Respond they did. Working with Diccicco Battista Communications of Horsham, Pa., Susquehanna identified about 200 key local businesses as potential new customers, including, in some cases, companies with which the bank had not previously been able to open a dialog. Each business received a series of teaser postcards showing pictures of trains, with sequential messages such as “your package has just left the station,” “your package is on its way,” and “your package is about to arrive.”

That was followed with a large box, delivered by mail, containing what Mullendore characterizes as a very substantial gift — an entire toy train set, including the locomotive, rail cars and tracks. Everything except the power pack. To get that, recipients needed only to call the Susquehanna relationship officer identified in the package’s printed material.

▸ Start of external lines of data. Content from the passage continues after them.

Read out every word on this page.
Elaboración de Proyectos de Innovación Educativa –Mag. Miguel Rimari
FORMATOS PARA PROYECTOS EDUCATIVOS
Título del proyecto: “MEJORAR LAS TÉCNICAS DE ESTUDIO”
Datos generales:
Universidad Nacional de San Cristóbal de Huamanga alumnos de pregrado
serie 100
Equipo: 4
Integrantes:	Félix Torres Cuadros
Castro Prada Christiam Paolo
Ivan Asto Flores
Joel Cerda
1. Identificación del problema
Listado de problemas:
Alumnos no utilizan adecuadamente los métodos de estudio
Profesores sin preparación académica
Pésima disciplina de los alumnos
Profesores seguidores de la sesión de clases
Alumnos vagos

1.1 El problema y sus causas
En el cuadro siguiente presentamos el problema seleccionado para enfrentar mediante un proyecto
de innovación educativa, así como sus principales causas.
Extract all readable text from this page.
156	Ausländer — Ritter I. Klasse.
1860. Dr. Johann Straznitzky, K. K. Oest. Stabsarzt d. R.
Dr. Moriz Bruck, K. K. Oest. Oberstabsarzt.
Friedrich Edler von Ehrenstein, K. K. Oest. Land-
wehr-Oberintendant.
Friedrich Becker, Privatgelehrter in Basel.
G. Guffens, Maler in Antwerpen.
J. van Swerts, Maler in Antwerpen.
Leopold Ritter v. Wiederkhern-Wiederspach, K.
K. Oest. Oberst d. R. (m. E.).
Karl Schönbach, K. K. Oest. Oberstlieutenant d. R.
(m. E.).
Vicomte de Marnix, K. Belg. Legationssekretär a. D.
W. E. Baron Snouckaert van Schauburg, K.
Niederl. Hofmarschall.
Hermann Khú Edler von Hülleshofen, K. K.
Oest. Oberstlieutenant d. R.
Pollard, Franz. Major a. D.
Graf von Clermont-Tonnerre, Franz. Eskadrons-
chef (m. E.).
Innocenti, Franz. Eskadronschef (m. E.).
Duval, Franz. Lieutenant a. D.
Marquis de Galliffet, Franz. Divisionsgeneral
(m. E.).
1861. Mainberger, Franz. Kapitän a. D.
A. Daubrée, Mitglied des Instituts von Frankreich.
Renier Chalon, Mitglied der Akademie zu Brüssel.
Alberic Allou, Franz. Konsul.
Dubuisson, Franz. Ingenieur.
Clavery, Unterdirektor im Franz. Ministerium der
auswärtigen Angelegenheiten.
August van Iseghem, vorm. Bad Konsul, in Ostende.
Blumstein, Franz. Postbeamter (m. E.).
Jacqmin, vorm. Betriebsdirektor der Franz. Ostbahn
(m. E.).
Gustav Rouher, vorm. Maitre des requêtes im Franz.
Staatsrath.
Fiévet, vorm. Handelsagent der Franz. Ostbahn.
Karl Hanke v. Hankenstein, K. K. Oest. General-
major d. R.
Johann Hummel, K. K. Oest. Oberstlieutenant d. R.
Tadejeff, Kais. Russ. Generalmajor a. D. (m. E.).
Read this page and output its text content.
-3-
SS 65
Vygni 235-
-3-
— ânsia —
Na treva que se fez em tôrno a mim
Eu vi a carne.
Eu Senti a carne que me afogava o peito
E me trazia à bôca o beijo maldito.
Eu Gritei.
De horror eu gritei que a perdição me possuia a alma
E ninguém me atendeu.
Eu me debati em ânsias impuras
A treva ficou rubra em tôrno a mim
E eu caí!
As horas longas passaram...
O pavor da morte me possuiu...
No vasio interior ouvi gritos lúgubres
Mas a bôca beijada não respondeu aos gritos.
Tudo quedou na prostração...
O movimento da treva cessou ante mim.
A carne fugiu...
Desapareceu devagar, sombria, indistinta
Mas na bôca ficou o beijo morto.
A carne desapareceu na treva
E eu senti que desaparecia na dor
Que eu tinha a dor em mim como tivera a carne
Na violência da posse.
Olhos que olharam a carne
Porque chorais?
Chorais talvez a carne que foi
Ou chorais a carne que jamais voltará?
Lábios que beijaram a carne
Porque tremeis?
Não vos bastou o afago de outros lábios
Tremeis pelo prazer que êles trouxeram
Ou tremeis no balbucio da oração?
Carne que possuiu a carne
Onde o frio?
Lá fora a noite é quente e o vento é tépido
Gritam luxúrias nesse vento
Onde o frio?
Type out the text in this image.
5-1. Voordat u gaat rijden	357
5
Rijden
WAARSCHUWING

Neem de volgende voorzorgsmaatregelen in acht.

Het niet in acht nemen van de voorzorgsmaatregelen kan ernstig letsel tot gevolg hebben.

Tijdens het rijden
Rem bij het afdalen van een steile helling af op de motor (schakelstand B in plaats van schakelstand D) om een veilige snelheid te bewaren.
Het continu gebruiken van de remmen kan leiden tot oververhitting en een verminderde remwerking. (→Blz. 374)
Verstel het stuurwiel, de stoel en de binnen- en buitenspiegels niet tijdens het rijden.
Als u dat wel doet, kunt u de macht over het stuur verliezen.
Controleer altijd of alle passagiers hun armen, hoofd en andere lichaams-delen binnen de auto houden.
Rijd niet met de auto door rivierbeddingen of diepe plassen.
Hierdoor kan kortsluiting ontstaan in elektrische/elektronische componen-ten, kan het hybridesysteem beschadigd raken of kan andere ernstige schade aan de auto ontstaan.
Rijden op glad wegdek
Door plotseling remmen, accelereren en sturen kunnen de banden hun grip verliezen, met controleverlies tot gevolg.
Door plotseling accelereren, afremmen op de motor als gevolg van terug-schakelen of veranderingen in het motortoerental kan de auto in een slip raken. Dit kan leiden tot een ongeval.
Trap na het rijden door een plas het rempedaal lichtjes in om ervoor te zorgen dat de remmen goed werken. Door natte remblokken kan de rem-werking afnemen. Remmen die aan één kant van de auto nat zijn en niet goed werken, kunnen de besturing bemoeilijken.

“The message for the companies we were trying to appeal to was that all they need is the power — our power — to get going, to keep them on the track,” Mullendore says, adding that the mailer won an award from the Philly Ad Club for direct-to-business campaigns.

Some 40 percent of recipients followed up to receive their power pack. The bank was able to immediately establish relationships with a significant number of those respondents, and dialog that Mullendore characterizes as “promising” continues with a number of others. The response was so successful that the bank is considering sending another round of train sets.

In addition to its airport electrical outlet signs, Chase Commercial, with help from Bradley and Montgomery Advertising, conducted a campaign that played off the quintessential business traveler experience: finding the car service chauffeur holding a sign with your name.

In the case of the Chase campaign, the company positioned people dressed as chauffeurs at curb side, holding signs that read, “Mr. ‘I’m ready to expand my business beyond the US’: Your bank is here,” or “Mr. ‘I need local expertise in dozens of local markets’: Your bank is here.”

It was the perfect way to get noticed by harried business executives rushing to get to their next meeting.

Smart marketing which is sure to pay off for any business — and you can take that to the bank.